The real-world equivalent of a joystick working as a mouse in relative mode would be the "dead" stick in the F-16. Basically it doesn't move at all, but sensors pick up pressure applied to it and transfer those. So it is always centered as long as you don't apply pressure to it and that centering is immediate without having to move the stick in the opposite direction. That is how the mouse works; centers when pressure not applied in a direction. All retail joysticks that I know of require a movement to the center. Just stopping movement isn't enough.

Do an experiment please: push the stick right and then let go of it. Does it go back to the center position automatically? I bet most sticks do, unless the springs are broken.

If you don't let go of it but pull it back with your hand, can you feel/see when the stick has reached the neutral position again? I bet you can.

Mice don't have this kind of a neutral position, I mean there's no visible/tactile feedback whatsoever whether you've reached it or not, hence the need of the relative mouse mode.

I really don't understand why it's so difficult to see.
 

Arguendo

Volunteer Moderator
Do an experiment please: push the stick right and then let go of it. Does it go back to the center position automatically? I bet most sticks do, unless the springs are broken.
That's the point. You have to either let go of it or move it back to center it. No such thing with a mouse in relative mode, you just stop moving and it centers where you are.
Letting go of a joystick in mid battle to center it is absolutely silly, so it may be a theoretical answer, but not a practical one.

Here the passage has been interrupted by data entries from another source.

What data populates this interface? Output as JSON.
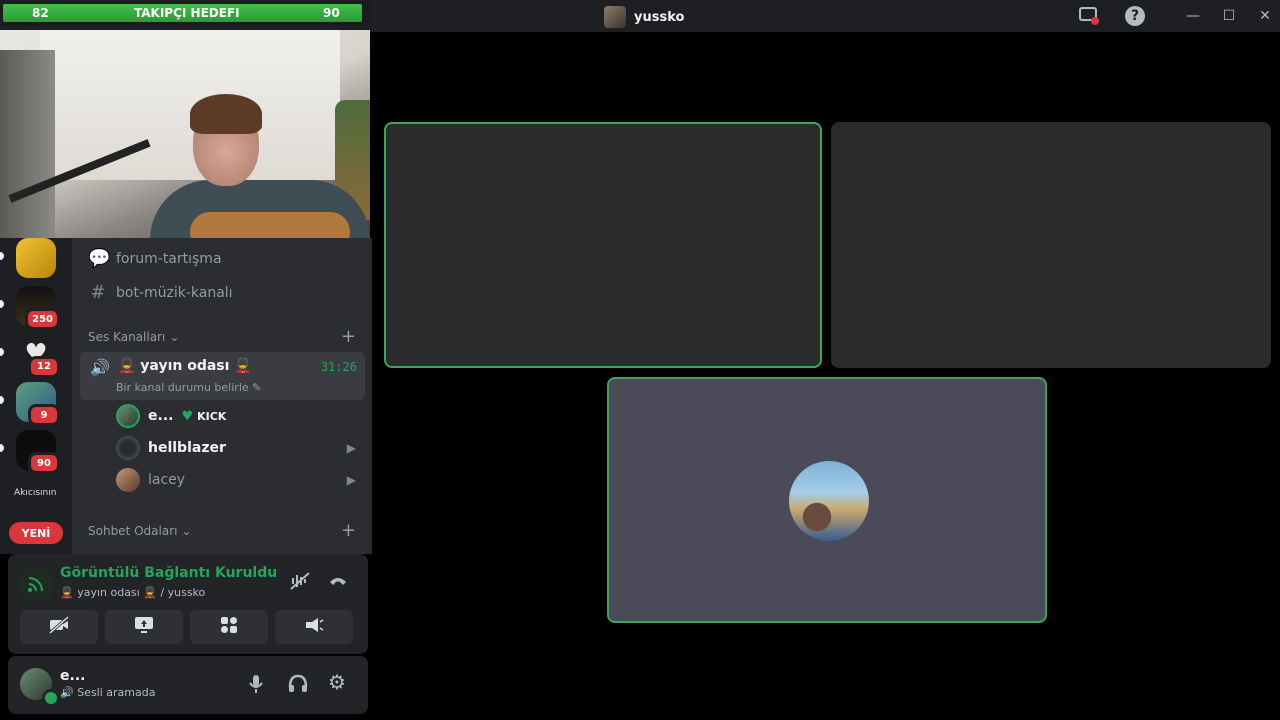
{
  "titlebar": {
    "goal_min": "82",
    "goal_label": "TAKIPÇI HEDEFI",
    "goal_max": "90",
    "goal_progress": 0.98,
    "title": "yussko"
  },
  "servers": [
    {
      "badge": ""
    },
    {
      "badge": "250"
    },
    {
      "badge": "12"
    },
    {
      "badge": "9"
    },
    {
      "badge": "90"
    }
  ],
  "server_text": "Akıcısının",
  "new_label": "YENİ",
  "channels": {
    "forum": "forum-tartışma",
    "bot": "bot-müzik-kanalı",
    "voice_category": "Ses Kanalları",
    "chat_category": "Sohbet Odaları"
  },
  "voice_channel": {
    "name": "💂 yayın odası 💂",
    "time": "31:26",
    "status": "Bir kanal durumu belirle"
  },
  "voice_users": [
    {
      "name": "e...",
      "tag": "KICK"
    },
    {
      "name": "hellblazer"
    },
    {
      "name": "lacey"
    }
  ],
  "connection": {
    "title": "Görüntülü Bağlantı Kuruldu",
    "subtitle": "💂 yayın odası 💂 / yussko"
  },
  "user_panel": {
    "name": "e...",
    "status": "Sesli aramada"
  },
  "colors": {
    "accent_green": "#23a55a",
    "danger_red": "#da373c",
    "speaking_border": "#3ba55d"
  },
  "icons": [
    "screen-share-icon",
    "help-icon",
    "minimize-icon",
    "maximize-icon",
    "close-icon",
    "thread-icon",
    "hash-icon",
    "speaker-icon",
    "camera-icon",
    "signal-icon",
    "noise-suppression-icon",
    "hangup-icon",
    "camera-off-icon",
    "share-screen-icon",
    "activity-icon",
    "soundboard-icon",
    "microphone-icon",
    "headphones-icon",
    "gear-icon"
  ]
}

Your assertion is technically correct, but it's different when applied to the game.

Here's the difference broken down a bit easier for you.
Movement required to start rotation and stop the same rotation in FA OFF.

Mouse: Move mouse distance x. Stop movement. Move mouse distance x in opposite direction.
Joystick: Move stick distance x. Move stick distance 2x in opposite direction. Move stick distance x in original direction.

See the difference?
 
That's the point. You have to either let go of it or move it back to center it. No such thing with a mouse in relative mode, you just stop moving and it centers where you are.
Letting go of a joystick in mid battle to center it is absolutely silly, so it may be a theoretical answer, but not a practical one.

Your assertion is technically correct, but it's different when applied to the game.

Here's the difference broken down a bit easier for you.
Movement required to start rotation and stop the same rotation in FA OFF.

Mouse: Move mouse distance x. Stop movement. Move mouse distance x in opposite direction.
Joystick: Move stick distance x. Move stick distance 2x in opposite direction. Move stick distance x in original direction.

See the difference?

There is only one significant difference. If you are using a mouse, all the movements you need to make are much much finer and smaller (only a few millimeters) and you are using your most precise muscles controlled by an inproportionally large area of your brain specifically developed for fine motor skills.

This is what makes the mouse an inherently superior control method, not the relative mouse mode.
 
Did some more testing and it's not as promising as I initially suspected.

Much of the improvement to fine control was simply a reduction in effective sensitivity that can be duplicated with lower latency and more precision with an actual joystick curve than mouse emulation + relative mouse. Once I adjust everything to allow for full magnitude inputs, it was more or less just a slightly laggy version of the standard stick controls. Essentially, the mouse emulation was just another filter layer and relative mouse was just turning the emulated mouse back into a stick.

To get an equivalent enhancement to stick utility there would need to be some sort of temporal, rather than positional, dynamic sensitivity, which I imagine would be very difficult to implement without destroying the advantages inherent to the stick (being able to hold an input without degradation, yet not having to worry about losing one's zero point as with a mouse).

I'm mostly back to my original position of the mouse and stick being different, but broadly equivalent controls, even if relative mouse is kept. And I still think the core issue is the silly and arbitrary combination of FA On/Off capabilities that try to balance each flight mode against each other rather than do anything rational, kinda like the 'planes in space' flight model in general.

However, it is curious that the mouse actually has an in-game power curve, but other analog controls only have deadzones. This gives people using third party tools for curves a major advantage over directly connected devices with linear response.

Ok but what about a petition to get Fdev to add the relative mode for joysticks ?
 
So just removing the relative mouse mode in its entirety shouldn't be an issue then...

Then again, because you seem to have missed it:

If you don't let go of the joystick but pull it back with your hand, can you feel/see when the stick has reached the neutral position again? I bet you can.

Mice don't have this kind of a neutral position, I mean there's no visible/tactile feedback whatsoever whether you've reached it or not, hence the need of the relative mouse mode.